Attackers recognize this trend and are responding in kind, the study says.

"Social network phishing and click-jacking attacks were the two most common types of attacks through social networks in 2010," according to Blue Coat. "The shift of phishing attacks to social networks is particularly driven by the attempt to obtain user credentials that can also provide access to banking, financial, and other online accounts that use shared passwords."

Webmail was the 17th most requested Web category for 2010, falling from ninth in 2009, and fifth in 2008. "This ongoing decline in popularity is driven by an overwhelming shift to social networking as the communication platform of choice for Internet users," the report states.

Attackers also are moving their launch infrastructures from free domains to known sites with trusted reputations and acceptable use category ratings, Blue Coat says.

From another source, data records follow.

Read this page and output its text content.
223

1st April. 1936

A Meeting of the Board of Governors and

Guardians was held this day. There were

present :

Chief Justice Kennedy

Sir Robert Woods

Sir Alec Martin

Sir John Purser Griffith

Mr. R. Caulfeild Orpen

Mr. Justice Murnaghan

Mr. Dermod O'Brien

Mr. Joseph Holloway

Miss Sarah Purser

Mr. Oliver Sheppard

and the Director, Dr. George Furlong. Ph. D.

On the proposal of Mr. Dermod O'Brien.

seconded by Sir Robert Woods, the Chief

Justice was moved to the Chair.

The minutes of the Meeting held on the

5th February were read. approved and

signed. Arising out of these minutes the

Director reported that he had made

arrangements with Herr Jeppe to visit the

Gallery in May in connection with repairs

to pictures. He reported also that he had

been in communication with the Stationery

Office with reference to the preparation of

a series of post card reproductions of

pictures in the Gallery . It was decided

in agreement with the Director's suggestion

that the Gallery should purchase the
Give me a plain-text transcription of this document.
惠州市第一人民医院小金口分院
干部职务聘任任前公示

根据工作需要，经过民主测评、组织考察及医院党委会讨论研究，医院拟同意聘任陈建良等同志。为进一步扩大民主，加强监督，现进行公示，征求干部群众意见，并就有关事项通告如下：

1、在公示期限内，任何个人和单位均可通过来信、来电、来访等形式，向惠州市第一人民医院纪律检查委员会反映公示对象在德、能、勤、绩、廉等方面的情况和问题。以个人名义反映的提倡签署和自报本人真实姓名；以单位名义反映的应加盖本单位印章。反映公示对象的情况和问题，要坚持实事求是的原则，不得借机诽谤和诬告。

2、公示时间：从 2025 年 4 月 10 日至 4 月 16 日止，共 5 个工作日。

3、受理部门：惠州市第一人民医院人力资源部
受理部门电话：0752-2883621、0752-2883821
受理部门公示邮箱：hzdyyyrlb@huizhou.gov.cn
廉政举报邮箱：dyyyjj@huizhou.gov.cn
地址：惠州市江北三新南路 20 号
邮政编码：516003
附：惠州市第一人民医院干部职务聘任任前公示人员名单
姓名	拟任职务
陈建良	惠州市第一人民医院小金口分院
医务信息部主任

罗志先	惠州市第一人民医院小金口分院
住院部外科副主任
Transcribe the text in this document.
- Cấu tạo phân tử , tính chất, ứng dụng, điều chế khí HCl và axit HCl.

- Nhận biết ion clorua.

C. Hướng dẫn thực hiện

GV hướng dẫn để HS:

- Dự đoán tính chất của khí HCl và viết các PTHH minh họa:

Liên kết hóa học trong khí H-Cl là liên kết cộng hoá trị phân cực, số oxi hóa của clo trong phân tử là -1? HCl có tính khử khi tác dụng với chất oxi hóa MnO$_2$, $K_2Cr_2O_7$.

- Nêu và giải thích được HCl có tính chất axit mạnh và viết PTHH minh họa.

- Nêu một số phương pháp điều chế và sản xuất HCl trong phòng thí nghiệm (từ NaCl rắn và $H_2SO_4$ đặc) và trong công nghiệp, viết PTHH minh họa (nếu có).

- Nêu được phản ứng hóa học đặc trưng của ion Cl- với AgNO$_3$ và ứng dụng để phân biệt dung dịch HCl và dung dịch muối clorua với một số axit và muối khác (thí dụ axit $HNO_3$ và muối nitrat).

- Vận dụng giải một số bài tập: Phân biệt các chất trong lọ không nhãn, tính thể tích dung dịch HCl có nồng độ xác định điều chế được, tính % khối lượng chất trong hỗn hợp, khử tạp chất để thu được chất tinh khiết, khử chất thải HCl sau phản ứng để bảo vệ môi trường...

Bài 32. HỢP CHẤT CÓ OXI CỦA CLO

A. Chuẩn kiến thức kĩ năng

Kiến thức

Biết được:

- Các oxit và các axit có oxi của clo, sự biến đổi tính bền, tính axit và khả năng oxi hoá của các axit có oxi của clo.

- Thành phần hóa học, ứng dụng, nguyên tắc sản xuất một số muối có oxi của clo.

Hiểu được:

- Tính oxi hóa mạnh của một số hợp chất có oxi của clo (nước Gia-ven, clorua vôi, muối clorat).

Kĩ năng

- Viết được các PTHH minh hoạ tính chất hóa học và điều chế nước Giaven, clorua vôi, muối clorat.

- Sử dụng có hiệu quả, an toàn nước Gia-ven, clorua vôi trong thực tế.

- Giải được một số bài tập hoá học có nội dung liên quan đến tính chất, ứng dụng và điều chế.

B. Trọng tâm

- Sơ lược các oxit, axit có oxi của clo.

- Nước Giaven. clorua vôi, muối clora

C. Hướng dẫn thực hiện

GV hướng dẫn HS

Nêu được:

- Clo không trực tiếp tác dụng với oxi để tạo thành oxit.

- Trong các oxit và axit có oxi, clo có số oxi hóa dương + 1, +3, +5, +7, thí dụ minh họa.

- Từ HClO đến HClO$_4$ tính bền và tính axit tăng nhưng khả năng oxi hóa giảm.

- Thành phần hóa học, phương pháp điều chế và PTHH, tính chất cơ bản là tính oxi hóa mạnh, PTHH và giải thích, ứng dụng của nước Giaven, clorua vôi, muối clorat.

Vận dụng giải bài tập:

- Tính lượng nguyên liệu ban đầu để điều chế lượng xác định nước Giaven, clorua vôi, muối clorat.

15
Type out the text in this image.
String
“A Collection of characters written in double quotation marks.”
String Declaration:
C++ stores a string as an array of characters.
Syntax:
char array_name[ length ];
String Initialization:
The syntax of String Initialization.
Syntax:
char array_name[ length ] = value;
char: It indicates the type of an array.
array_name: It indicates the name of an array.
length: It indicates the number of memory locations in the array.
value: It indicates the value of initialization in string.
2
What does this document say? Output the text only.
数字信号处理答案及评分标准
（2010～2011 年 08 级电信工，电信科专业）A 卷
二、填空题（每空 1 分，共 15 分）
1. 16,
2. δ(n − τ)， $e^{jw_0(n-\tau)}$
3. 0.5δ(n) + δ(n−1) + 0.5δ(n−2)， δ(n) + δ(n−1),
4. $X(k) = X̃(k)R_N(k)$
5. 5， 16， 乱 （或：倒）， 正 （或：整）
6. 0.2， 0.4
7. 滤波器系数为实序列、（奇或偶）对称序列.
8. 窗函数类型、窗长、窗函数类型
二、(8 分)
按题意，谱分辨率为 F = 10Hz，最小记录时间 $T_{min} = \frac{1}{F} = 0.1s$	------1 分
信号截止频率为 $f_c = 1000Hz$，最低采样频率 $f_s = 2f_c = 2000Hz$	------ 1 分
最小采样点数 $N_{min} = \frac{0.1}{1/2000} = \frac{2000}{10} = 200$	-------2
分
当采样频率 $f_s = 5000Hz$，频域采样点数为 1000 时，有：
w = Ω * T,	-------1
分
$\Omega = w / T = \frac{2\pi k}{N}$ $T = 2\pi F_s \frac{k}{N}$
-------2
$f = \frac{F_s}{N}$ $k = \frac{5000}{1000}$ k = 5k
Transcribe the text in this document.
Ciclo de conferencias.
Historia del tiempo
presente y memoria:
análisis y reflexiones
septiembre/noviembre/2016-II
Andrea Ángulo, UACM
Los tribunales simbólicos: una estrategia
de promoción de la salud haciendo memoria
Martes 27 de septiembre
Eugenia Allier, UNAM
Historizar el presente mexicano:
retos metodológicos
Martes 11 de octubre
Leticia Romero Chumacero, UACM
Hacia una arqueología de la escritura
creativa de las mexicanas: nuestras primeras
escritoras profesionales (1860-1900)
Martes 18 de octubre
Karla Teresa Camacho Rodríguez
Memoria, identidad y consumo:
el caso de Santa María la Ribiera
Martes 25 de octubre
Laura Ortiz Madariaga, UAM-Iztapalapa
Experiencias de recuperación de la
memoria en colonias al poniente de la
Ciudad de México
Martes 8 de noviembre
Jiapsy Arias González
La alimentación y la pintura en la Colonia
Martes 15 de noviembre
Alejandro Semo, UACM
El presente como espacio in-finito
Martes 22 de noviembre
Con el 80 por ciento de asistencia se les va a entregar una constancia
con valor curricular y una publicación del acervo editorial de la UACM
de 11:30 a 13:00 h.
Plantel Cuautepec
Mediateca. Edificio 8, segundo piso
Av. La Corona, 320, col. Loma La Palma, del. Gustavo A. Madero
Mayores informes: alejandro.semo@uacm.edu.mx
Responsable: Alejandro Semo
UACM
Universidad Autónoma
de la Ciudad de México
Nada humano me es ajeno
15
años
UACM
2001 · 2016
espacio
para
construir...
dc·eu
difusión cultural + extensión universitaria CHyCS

"Before, we saw sort of a shotgun approach where attackers would try to infect any legitimate sites they could," says Tom Clare, senior director of product marketing at Blue Coat. "Now we're seeing more spear-type attacks on legitimate sites that will be allowed under acceptable use policies."

Online storage and open/mixed content sites -- which ranked second and sixth, respectively, on the list of sites hosting malware -- saw the fastest growth in 2010, according to the report. Both of these categories typically fall within acceptable use policies for most companies.